The Freedom to Begin, and the Freedom to Quit

It’s been six months since I took my final bow on the aerial silks.

To be clear, it’s not as if I’ve said a final, permanent farewell. As long as I possess a healthy body, I might still find myself reaching for the silks—not to present a completed work to the world, but as one might write in a secret, private diary.
In LA, I still drop by a studio whenever the mood strikes. And in Japan, there are still some eccentric minds who, for some reason, want my advice on training or choreography. I find myself putting together menus and practicing alongside them in a strange, reflective state of mind.
Compared to our old relationship, which was more like the intimacy of a shared life, we’re now more like casual acquaintances. But as long as we still remain in this world, we might just cross paths again.

Looking back, I could choose to regret that I so faithfully kept my self-imposed promise that I chose to stop living with the silks.
But I’d like to believe that the value of what I managed to protect (perhaps) by keeping that promise, and the weight of that time—which is made so much denser because the exit was sealed shut—outweighs any fragile sense of regret.

Let's say a human lifespan is 85 years. At age 30, you have about 20,000 days remaining. At age 60, it's 9,000 days. At age 80, it's 1,800. If we imagine the value of time skyrocketing in direct proportion to its scarcity, a single day at age 80 is worth ten times more than a day at age 30, based solely on its physical rarity.

Truth be told, hearing that you have "20,000 days left" doesn't exactly spark a sense of gratitude. But hearing that you have "1,800 days" suddenly makes the end feel imminent.
(And considering that 1,800 is only an average—that in reality, you are forced to roll a die every day without knowing when it might hit a fatal number—you can truly begin to feel the crushing weight of a single day at age 80.)
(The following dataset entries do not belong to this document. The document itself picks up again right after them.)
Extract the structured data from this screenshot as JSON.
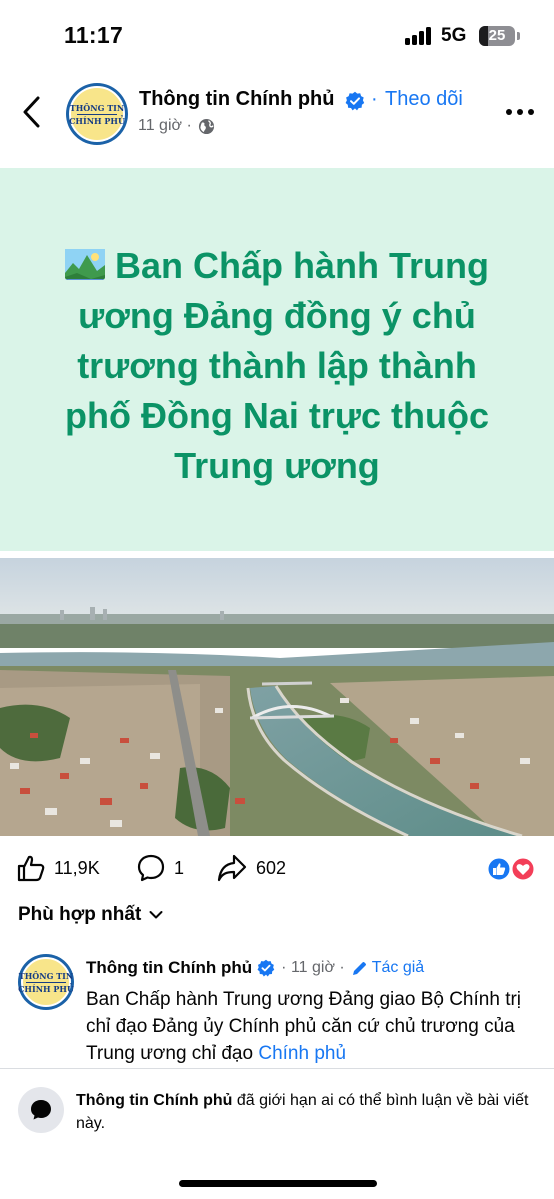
{
  "status_bar": {
    "time": "11:17",
    "network": "5G",
    "battery": "25",
    "battery_level": 0.25
  },
  "header": {
    "page_name": "Thông tin Chính phủ",
    "dot": "·",
    "follow_label": "Theo dõi",
    "time_ago": "11 giờ ·",
    "avatar_text_line1": "THÔNG TIN",
    "avatar_text_line2": "CHÍNH PHỦ"
  },
  "post": {
    "banner_title": "Ban Chấp hành Trung ương Đảng đồng ý chủ trương thành lập thành phố Đồng Nai trực thuộc Trung ương",
    "banner_bg": "#daf4e8",
    "banner_text_color": "#0b9366"
  },
  "actions": {
    "likes": "11,9K",
    "comments": "1",
    "shares": "602"
  },
  "sort": {
    "label": "Phù hợp nhất"
  },
  "comment": {
    "author": "Thông tin Chính phủ",
    "time": "· 11 giờ ·",
    "author_badge": "Tác giả",
    "text": "Ban Chấp hành Trung ương Đảng giao Bộ Chính trị chỉ đạo Đảng ủy Chính phủ căn cứ chủ trương của Trung ương chỉ đạo ",
    "link_text": "Chính phủ"
  },
  "footer": {
    "name": "Thông tin Chính phủ",
    "message": " đã giới hạn ai có thể bình luận về bài viết này."
  },
  "colors": {
    "accent": "#1877f2",
    "banner_text": "#0b9366"
  }
}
Furthermore, as the end draws closer by the second, the value of your remaining time doesn't just increase several or dozens of times over; it begins to grow exponentially. And on your final day alive, the value of each remaining moment approaches infinity as the moment of death nears.

Every day, we consume a microscopic grain of time to fill an immense vessel. But perhaps you realize the value of that seemingly insignificant grain only when the finite vessel is already nearly full. Since life is finite after all, I really shouldn't have any time at all to begin with. (Though, of course, if you dwelt on that constantly, you'd never manage a normal social life...)

In my case, because I had decided that my aerial lifespan would be one single year for various reasons, as the end approached, the value of those remaining hours of contact felt cold and heavy, like a massive black hole.

  • This one right now is the last lesson in my life facing this coach. It will never come again.
  • This is the last time I will untie these specific silks in this studio; the last time I will close this heavy door.
  • This is the very last grain of performing before an audience in my life; I am using it up right now.

Because I felt that weight so acutely, I was able to strive—so that even if my aerial life ended there, I could think to myself: It’s okay. It was a good life.
The value of the final performance, in particular, was infinite. Yet that value was so great that the resulting pressure caused me to falter completely. In the end, sports are a mental game. Even if you practice in units of a hundred, the rehearsal and the real thing are worlds apart.

And besides, just as I had to break free from an old curse to fall under the spell of the aerial silks, the freedom to begin something new always goes hand in hand with the freedom to quit what you are doing now.
Even with something that represents years of your dedication, unless you grant yourself the light-hearted freedom to walk away at any moment, you can never truly fall under the power of a genuine, new curse.

Now that I have returned to the ground and am living a mundane life, the secret dialogue with gravity while spinning and dropping, the sensation of floating earned in exchange for the pain of the silks biting into my flesh, and that razor-sharp consciousness—all of it seems to dissolve silently into the daily routine.
However, the "me" before that one year of aerial and the "me" after are two different people. Even now, though we no longer spend our days together, that year continues to leave its mark within my ever-changing self.

May your life ahead be filled with many new beginnings, and perhaps the necessary endings that accompany them. May you feel the infinite value of each microscopic grain of time, and may you encounter countless joys and beautiful things, enough to overflow your finite vessel.